2 de setembro de 2013

O belo animal (#2)

Depois de ter defendido a tese de doutoramento era frequente ouvir: “Bom, deve ter-te saído um peso de cima!”. Ainda hoje há pessoas que fazem este comentário e eu fico sempre sem saber exactamente o que responder, porque (lamento informar…), não sei do que estão a falar.

Foi sem dúvida uma tarefa muitas vezes penosa e quase sempre solitária. O momento mais crítico de quem faz trabalho de investigação é saber quando parar. Na verdade, nunca se sabe muito bem, pelo que é fundamental manter o bom senso e impor limites a nós mesmos. Dizer: agora chega. Esse momento ocorre mais ou menos quando na nossa cabeça já se formou um embrião de pensamento. Ele está lá, sentimo-lo a fazer comichão no cérebro, só não sabemos como é que o havemos de parir. Inicialmente, o confronto com a folha em branco – seja ela um documento do word ou uma folha do caderno – é terrível. As palavras não conseguem dar forma ao pensamento, que resiste dentro de nós. Queremos dizer muito bem, lapidarmente, mas nunca conseguimos. Pelo menos, achamos que não.

Ora, uma das coisas que descobri foi a importância de escrever uma primeira versão à mão. Isso vale o que vale: agora, por exemplo, estou a escrever directamente no word e, muitas vezes, escrevo directamente e sem revisão, no blog. Mas a tese era uma coisa mais séria. Se me pusesse à espera que a Musa das Teses de Doutoramento me visitasse e brindasse com a sua inspiração estava bem lixada, por isso, o melhor era mesmo pôr mãos à obra e escrever, escrever, escrever, escrever. Com erros, omissões, rasuras, numa letra às vezes feia, usando cores, asteriscos e setas, procurando o papel certo, a caneta certa. Graças à fisicalidade desse acto, obrigava-me ao treino. E, ao seu ritmo, a tese ia saindo, quase sem percalços.

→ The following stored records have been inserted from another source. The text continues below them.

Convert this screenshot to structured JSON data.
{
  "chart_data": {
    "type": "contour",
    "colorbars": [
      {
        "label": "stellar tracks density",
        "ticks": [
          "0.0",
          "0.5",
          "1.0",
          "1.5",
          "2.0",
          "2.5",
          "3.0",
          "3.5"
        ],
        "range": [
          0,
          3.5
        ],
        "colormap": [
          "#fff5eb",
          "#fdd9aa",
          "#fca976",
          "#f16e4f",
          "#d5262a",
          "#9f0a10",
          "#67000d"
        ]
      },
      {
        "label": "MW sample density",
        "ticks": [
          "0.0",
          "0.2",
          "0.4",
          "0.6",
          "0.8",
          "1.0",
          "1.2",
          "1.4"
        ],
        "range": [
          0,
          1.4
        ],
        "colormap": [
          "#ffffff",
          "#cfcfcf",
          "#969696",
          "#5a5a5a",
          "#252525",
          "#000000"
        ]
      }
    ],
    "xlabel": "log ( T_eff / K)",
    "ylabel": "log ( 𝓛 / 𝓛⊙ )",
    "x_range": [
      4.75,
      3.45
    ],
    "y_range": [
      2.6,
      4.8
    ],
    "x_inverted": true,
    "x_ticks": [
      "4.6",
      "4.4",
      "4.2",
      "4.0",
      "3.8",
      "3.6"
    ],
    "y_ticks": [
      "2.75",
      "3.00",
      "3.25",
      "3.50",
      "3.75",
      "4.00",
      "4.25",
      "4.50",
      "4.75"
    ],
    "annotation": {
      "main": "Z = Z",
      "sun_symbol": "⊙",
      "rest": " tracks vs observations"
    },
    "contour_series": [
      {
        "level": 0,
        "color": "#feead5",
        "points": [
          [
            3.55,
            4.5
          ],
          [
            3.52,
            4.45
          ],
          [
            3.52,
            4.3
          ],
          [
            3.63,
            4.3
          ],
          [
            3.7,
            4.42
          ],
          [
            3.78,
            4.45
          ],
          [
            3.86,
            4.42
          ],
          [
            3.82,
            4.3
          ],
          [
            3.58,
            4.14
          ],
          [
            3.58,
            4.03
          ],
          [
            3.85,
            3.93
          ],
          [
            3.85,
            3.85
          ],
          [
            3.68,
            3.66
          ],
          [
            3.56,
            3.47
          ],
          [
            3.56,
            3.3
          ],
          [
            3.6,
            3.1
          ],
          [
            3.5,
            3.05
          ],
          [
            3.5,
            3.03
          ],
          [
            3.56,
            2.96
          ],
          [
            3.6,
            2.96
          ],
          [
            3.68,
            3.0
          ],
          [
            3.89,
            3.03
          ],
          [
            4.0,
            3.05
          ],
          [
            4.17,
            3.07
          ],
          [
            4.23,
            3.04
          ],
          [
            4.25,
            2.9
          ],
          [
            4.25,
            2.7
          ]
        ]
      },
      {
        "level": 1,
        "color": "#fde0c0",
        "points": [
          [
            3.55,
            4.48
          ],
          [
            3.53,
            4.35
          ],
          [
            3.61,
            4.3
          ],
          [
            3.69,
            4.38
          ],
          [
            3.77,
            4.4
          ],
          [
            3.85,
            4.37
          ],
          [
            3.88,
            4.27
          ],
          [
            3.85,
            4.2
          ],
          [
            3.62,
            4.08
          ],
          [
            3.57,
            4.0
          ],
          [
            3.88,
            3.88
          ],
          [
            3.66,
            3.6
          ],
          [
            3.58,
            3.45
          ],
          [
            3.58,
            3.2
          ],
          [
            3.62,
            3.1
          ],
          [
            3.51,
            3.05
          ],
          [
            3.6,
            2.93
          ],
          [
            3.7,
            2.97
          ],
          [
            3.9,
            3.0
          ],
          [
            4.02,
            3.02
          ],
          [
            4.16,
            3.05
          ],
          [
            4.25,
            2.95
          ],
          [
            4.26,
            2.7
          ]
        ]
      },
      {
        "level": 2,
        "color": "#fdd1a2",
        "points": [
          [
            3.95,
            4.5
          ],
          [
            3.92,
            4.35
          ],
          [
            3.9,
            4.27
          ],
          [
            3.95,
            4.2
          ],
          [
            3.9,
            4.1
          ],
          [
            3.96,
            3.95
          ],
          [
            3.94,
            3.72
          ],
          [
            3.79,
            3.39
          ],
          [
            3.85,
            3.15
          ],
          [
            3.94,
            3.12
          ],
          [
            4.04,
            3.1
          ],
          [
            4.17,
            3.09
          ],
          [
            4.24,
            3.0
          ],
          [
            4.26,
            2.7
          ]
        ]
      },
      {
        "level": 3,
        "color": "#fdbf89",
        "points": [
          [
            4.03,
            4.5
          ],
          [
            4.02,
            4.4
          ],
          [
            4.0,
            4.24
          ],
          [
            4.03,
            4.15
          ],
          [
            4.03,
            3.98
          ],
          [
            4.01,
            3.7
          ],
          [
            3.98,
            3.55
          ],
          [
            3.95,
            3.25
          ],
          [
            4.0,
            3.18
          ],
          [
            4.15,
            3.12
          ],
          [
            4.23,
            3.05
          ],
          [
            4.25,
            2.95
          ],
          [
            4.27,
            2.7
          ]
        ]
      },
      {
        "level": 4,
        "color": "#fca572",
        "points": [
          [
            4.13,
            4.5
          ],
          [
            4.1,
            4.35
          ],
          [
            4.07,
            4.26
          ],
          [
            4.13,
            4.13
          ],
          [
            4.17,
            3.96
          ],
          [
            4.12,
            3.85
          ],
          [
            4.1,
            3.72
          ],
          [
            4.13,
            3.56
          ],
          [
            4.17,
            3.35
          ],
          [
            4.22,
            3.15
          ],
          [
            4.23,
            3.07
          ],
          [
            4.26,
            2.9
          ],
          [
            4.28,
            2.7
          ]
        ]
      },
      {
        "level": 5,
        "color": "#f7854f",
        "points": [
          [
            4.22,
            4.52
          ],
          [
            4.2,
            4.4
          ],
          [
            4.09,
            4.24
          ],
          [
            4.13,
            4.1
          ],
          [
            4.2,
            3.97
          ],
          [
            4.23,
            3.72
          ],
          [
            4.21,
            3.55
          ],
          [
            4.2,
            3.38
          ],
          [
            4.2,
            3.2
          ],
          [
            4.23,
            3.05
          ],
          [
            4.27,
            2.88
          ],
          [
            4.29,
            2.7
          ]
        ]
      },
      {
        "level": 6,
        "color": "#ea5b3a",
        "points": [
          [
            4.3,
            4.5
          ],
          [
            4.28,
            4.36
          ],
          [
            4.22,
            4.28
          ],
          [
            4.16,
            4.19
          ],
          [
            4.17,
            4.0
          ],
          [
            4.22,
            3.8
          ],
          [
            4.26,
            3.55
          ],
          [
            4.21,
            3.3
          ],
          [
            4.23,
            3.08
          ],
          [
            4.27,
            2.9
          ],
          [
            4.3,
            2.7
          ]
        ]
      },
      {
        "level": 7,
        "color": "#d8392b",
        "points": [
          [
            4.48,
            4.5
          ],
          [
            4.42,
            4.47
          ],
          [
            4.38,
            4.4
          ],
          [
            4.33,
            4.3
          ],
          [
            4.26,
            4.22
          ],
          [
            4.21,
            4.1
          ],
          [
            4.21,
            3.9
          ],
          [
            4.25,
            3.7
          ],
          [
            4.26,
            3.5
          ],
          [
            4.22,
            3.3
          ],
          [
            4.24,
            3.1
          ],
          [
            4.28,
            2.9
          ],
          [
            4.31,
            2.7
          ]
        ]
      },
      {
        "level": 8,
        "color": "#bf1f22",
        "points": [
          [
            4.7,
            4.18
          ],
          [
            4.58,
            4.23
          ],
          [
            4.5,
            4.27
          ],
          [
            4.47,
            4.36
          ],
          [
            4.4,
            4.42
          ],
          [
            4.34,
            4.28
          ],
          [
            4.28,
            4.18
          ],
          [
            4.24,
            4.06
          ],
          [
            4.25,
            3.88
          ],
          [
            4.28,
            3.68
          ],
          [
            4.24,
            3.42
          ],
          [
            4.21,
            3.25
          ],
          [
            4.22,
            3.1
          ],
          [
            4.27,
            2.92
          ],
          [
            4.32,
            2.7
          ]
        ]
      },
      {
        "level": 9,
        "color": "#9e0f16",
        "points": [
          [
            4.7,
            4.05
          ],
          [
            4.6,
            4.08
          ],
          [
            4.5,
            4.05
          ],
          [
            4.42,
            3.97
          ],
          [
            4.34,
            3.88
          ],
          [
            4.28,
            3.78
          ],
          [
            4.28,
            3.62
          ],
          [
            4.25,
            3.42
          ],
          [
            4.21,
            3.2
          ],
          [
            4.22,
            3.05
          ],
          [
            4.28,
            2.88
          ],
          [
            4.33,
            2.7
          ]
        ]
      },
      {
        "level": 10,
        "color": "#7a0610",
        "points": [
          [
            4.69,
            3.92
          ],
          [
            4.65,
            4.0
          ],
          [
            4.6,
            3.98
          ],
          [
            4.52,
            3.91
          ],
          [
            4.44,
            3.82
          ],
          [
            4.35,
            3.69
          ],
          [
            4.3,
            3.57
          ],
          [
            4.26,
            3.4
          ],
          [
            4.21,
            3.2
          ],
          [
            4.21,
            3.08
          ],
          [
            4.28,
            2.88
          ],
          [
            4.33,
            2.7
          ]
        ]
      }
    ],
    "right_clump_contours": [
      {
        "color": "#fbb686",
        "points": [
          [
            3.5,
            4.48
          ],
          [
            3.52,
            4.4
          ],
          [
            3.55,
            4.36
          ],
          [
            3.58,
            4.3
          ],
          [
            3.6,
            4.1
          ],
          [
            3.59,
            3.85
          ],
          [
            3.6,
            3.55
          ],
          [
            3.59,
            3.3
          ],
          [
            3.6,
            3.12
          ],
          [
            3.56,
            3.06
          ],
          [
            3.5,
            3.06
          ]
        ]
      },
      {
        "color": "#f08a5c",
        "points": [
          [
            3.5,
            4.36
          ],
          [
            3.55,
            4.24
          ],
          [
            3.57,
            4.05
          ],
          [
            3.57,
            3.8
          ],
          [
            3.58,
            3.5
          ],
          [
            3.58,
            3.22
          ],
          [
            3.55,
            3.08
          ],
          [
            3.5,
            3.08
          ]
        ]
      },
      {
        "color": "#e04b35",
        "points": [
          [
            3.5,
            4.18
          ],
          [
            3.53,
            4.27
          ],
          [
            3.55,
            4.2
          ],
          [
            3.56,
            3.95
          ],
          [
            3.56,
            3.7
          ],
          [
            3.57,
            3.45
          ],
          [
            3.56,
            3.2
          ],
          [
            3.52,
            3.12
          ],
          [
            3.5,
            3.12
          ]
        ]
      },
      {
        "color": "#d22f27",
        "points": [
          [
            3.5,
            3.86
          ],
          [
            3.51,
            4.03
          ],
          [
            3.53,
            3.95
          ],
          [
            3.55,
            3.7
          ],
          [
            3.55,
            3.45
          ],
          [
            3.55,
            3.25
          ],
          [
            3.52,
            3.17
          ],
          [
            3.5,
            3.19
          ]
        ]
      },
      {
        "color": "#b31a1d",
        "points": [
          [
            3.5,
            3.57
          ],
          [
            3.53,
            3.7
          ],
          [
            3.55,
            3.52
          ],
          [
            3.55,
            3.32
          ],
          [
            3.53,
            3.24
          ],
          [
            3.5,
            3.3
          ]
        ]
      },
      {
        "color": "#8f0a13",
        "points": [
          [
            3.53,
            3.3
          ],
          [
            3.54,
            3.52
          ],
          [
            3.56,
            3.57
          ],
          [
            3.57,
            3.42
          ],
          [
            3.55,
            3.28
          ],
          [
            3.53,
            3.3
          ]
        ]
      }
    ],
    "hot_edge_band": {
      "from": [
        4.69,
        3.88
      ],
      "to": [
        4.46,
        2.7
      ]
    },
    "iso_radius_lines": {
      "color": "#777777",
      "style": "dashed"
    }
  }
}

Haruki Murakami, em Auto-retrato do escritor enquanto corredor de fundo, faz um paralelo entre a sua carreira como escritor e o facto de ter decidido, um dia, praticar atletismo. Nunca tinha pensado propriamente nisso, mas o facto é que escrever e praticar uma modalidade física solitária (no meu caso, comecei pelo fitness) são actos semelhantes, porque ambos assentam no pressuposto da superação dos próprios limites. Pode-se, quer num caso, quer noutro, alimentar a ilusão de que se é dotado para X. Por exemplo, eu, durante muito tempo, alimentei a ilusão de que naturalmente tinha talento para a escrita. Talvez tenha. Mas esse talento nunca será nada se não o exercitar e treinar. Por outro lado, o que não falta é gente sem nenhuma aptidão especial para escrever – para além daquela básica e que consiste em organizar letras em frases perceptíveis – que persiste em escrever. Creio que o mesmo se aplica a qualquer arte: o mundo está cheio de maus romancistas, péssimos poetas, terríveis pintores, inenarráveis actores, e músicos horríveis que tiveram a audácia de não desistir. Se calhar, devíamos pôr os olhos no seu exemplo. E eu devia escrever, escrever, sem medo de errar: porque, no fim de contas, até se pode dar o acaso de acertar.

Quando as pessoas comentam que me deve ter saído um peso de cima quando defendi a tese, ignoram a lição mais valiosa que aprendi desde que descobri o belo animal que sou: o que é notável não é o peso sair de cima, é ter conseguido carregar com ele e pensar que ainda carregava com mais. Ou melhor: desejar que venha outro peso. Rapidamente!

Bem sei. Tudo isto parece uma apologia da força interior, do valor do indivíduo e de patacoadas que tais. Garanto que não. Não vos quero converter a nada.


As minhas descobertas são apenas minhas e se as escrevo é na tentativa de apenas de explicar a mim própria quem sou, aos trinta e sete anos, neste ano da graça de dois mil e treze, preservando-me, para memória futura, se algum dia me voltar a perder de mim.